Maryland High Court Agrees to Hear Police Accountability Case

December 11, 2014

 

 

 

CONTACT: Meredith Curtis, ACLU of Maryland, 410-889-8555; media@aclu-md.org

 

PRINCESS ANNE - Today, the American Civil Liberties Union (ACLU) of Maryland applauded the Court of Appeals' decision to hear the case of its client, Teleta Dashiell, a Somerset County woman who filed a citizen complaint against a Maryland State Police (MSP) trooper who was recorded denigrating her with a racial slur.  Nearly five years ago, Dashiell requested records from the MSP about how it handled her complaint.  But MSP has taken the extreme position that all records pertaining to her complaint must be kept secret, including her own statement to police, claiming that such records are "personnel" records or else shielded from public view by the Law Enforcement Officers' Bill of Rights.  MSP has refused to even name the records it is withholding from Dashiell, arguing that the law does not recognize the right of a complainant like Dashiell to information about her own police misconduct complaint. 

 

"This case is about whether the public ever gets to see records about how police ‘police' themselves, and the public's interest in ensuring that victims of police misconduct get to find out what police did with their complaints," said ACLU of Maryland attorney Sonia Kumar.  "These questions are especially important in light of current events and debate about ensuring police accountability and restoring community trust."

 

Background: 

 

On November 5, 2009, Sergeant John Maiello, an MSP trooper, contacted Teleta Dashiell because he believed she might be a witness in a case he was investigating.  After leaving her his contact information, Maiello - mistakenly believing he had hung up the phone - continued in a conversation with someone else, referencing Ms.

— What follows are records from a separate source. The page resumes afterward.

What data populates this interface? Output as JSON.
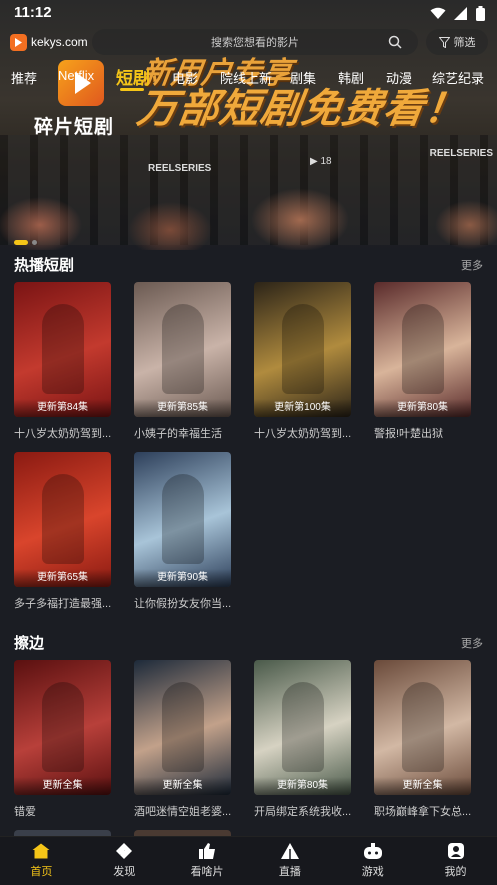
{
  "status": {
    "time": "11:12"
  },
  "header": {
    "site": "kekys.com",
    "search_placeholder": "搜索您想看的影片",
    "filter_label": "筛选"
  },
  "tabs": [
    {
      "label": "推荐",
      "active": false
    },
    {
      "label": "Netflix",
      "active": false
    },
    {
      "label": "短剧",
      "active": true
    },
    {
      "label": "电影",
      "active": false
    },
    {
      "label": "院线上新",
      "active": false
    },
    {
      "label": "剧集",
      "active": false
    },
    {
      "label": "韩剧",
      "active": false
    },
    {
      "label": "动漫",
      "active": false
    },
    {
      "label": "综艺纪录",
      "active": false
    }
  ],
  "banner": {
    "logo_text": "碎片短剧",
    "headline": "万部短剧免费看！",
    "badge_top": "新用户专享",
    "sub1": "REELSERIES",
    "sub2": "REELSERIES",
    "count": "18"
  },
  "sections": [
    {
      "title": "热播短剧",
      "more": "更多",
      "cards": [
        {
          "tag": "更新第84集",
          "title": "十八岁太奶奶驾到...",
          "c1": "#7a1414",
          "c2": "#c33a2e"
        },
        {
          "tag": "更新第85集",
          "title": "小姨子的幸福生活",
          "c1": "#6b5a52",
          "c2": "#c9b3a8"
        },
        {
          "tag": "更新第100集",
          "title": "十八岁太奶奶驾到...",
          "c1": "#2c2418",
          "c2": "#b08b3e"
        },
        {
          "tag": "更新第80集",
          "title": "警报!叶楚出狱",
          "c1": "#5a2b2b",
          "c2": "#d8b49a"
        },
        {
          "tag": "更新第65集",
          "title": "多子多福打造最强...",
          "c1": "#8a1a12",
          "c2": "#d9452c"
        },
        {
          "tag": "更新第90集",
          "title": "让你假扮女友你当...",
          "c1": "#2d3f5a",
          "c2": "#a8c4d8"
        }
      ]
    },
    {
      "title": "擦边",
      "more": "更多",
      "cards": [
        {
          "tag": "更新全集",
          "title": "错爱",
          "c1": "#5a1010",
          "c2": "#b8403a"
        },
        {
          "tag": "更新全集",
          "title": "酒吧迷情空姐老婆...",
          "c1": "#1d2a3a",
          "c2": "#c2a18a"
        },
        {
          "tag": "更新第80集",
          "title": "开局绑定系统我收...",
          "c1": "#4a5a4a",
          "c2": "#d6d2c2"
        },
        {
          "tag": "更新全集",
          "title": "职场巅峰拿下女总...",
          "c1": "#6a4a3a",
          "c2": "#d2b8a4"
        }
      ]
    }
  ],
  "nav": [
    {
      "label": "首页",
      "icon": "home-icon",
      "active": true
    },
    {
      "label": "发现",
      "icon": "discover-icon",
      "active": false
    },
    {
      "label": "看啥片",
      "icon": "thumbs-up-icon",
      "active": false
    },
    {
      "label": "直播",
      "icon": "live-icon",
      "active": false
    },
    {
      "label": "游戏",
      "icon": "gamepad-icon",
      "active": false
    },
    {
      "label": "我的",
      "icon": "profile-icon",
      "active": false
    }
  ],
  "colors": {
    "accent": "#f5c518",
    "background": "#1b1d23"
  }
}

Dashiell using a racial slur.  Dashiell filed a complaint with the MSP, cooperated with the investigation, and several months later received a letter stating that her claim was sustained and appropriate action had been taken.  However, the state police did not provide any further information about its investigation or the action taken. 

 

In March 2010, seeking additional information about how Dashiell's complaint was handled, the ACLU filed a Maryland Public Information Act (MPIA) request on behalf of Dashiell to obtain MSP records arising from her complaint.  MSP refused to release a single document, including Dashiell's own statement, contending that all the documents are personnel records that are strictly confidential, and that the Law Enforcement Officers' Bill of Rights (LEOBR) bars their disclosure.  When Dashiell went to court seeking further review, the Circuit Court of Baltimore County, without examining the documents or even requiring MSP to produce an index of what documents exist, granted summary judgment to MSP.

 

In May 2012, the ACLU asked the appeals court to overturn a lower court ruling permitting the MSP to shield all records of complaint investigations from public scrutiny. The ACLU appeal argued that MSP's blanket refusal to disclose any information about its investigation of Dashiell's complaint, or about any corrective actions taken in response, is illegal and undermines trust with communities troopers are sworn to serve:

 

In October of this year, the Court of Special Appeals ruled for Dashiell, holding that the state police could not make blanket claims that every document pertaining to her complaint of police misconduct must be kept secret. The intermediate appellate court sent the case back to the trial court for examination of what documents exist in the file, and the specific grounds on which each document is being withheld by the MSP.  

 

Apparently unwilling to provide even the trial judge with more information about its investigation of Dashiell's complaint, MSP appealed the ruling further, to Maryland's top court. Recognizing the timeliness and importance of the issues raised by Dashiell's case, the ACLU joined the request for a definitive ruling by Maryland's high court, but asked that Court to go further, and to reject the MSP's claim that Dashiell has no legally significant interest in documents pertaining to her complaint.  

 

At issue in this case is the age-old question, "Quis custodiet ipsos custodes?" - who shall guard the guardians?  The specific issue before the courts is the public's right to information about how our police departments "police" themselves when dealing with citizen complaints of misconduct.  This case has special resonance in light of current events in Maryland and across the country that have brought issues of police accountability to the forefront of public consciousness.  It also falls against the backdrop of twenty years of litigation addressing longstanding and persistent violations of civil rights by the MSP, including racial profiling of African-American motorists and spying on political activists, as well as the agency's efforts to shield itself from public scrutiny by seeking criminal prosecution of individuals recording MSP officers performing their on-the-job duties.  The case also follows years of MPIA litigation seeking information from the MSP to determine whether the agency is taking adequate steps to make good on its commitments to remedy its failures, after it was revealed that out of 100 citizen complaints alleging racial profiling, not a single complaint has been sustained.

 

Teleta Dashiell is represented by pro bono attorney Jeff Johnson, Woody Peterson, and Mary Kim, of Dickstein Shapiro LLP, as well as by ACLU of Maryland Legal Director Deborah Jeon, and Staff Attorney Sonia Kumar.